More and more visitors flock each year to the continents' parks and reserves, bearing witness to nature on a grand scale and playing a vital role in generating tourism income.
Here are some of the top picks on the continent.
Maasai Mara National Reserve, Kenya
Maasai Mara National Reserve, which has been honored by the World Travel Awards, is named after its ancestral inhabitants, the Maasai people, and is one of the most popular tourist destinations in southwest Kenya.
In addition to an impressive population of big cats, rhinos and elephants, it plays host from July through to October each year to one of the world's more spectacular movements of wildebeest known as the Great Migration, the phenomenon involves more than 1 million wildebeest and hundreds of thousands of gazelles, zebras and other animals, which migrate from the Serengeti National Park in Tanzania.
Serengeti National Park, Tanzania
Serengeti National Park was established in 1951, making it Tanzania's oldest national park. The park is arguably one of the most famous in the world and covers 5,700 square miles of grassland, riverine forest, woodlands and savannah.
It is famed for its spectacular scenery, diverse wildlife and its part in the impressive annual migration of more than a million wildebeest and hundreds of thousands of other animals.
Virunga National Park, Democratic Republic of Congo
Established in 1925, Virunga National Park is Africa's oldest national park and is often considered the crown jewel of parks on the continent.

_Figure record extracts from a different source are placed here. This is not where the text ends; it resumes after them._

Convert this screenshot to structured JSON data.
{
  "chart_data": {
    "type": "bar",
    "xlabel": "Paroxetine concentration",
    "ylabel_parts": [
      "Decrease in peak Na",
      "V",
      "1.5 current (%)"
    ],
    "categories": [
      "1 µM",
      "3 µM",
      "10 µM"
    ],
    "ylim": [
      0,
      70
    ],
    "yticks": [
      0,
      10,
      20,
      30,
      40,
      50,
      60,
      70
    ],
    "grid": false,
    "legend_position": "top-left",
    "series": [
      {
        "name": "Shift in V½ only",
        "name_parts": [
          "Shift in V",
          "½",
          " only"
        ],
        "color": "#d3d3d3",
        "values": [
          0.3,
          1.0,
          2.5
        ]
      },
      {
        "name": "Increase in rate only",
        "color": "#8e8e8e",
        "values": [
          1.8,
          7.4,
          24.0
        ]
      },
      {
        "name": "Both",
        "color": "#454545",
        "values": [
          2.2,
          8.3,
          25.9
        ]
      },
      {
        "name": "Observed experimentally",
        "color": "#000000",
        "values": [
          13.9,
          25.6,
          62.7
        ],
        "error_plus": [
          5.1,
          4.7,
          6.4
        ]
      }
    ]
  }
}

It lies in the eastern part of the Democratic Republic of Congo.
The park is known for being the "continent's most biologically diverse protected area" and is home to endangered species, such as the mountain gorilla and the okapi.
In the 1970s, Virunga welcomed an average of 6,500 visitors every year, but it has suffered terribly from armed conflict and poaching. The park is slowly re-establishing itself through international donations.
Bwindi Impenetrable National Park, Uganda
The Bwindi Impenetrable National Park is located in southwestern Uganda and is home to a multitude of birds, butterflies and endangered species, including the mountain gorilla. Some 300 wild gorillas live in the park, accounting for nearly half the world's population
The park also boasts more than 160 species of trees.
The main tourist attraction is gorilla tracking, which generates a steady stream of revenue for the Uganda Wildlife Authority.
Kruger National Park, South Africa
Kruger National Park was established as a game reserve in 1898 and is home to a vast number of species, including more than 500 types of bird and more than 100 reptiles. It also boasts a huge diversity of trees and flowers.
The park is also known for big game, as well as more than 255 recorded archeological sites. Several rivers traverse the park from west to east, including the Sabie, Olifants, Crocodile, Letaba, Luvuvhu and Limpopo.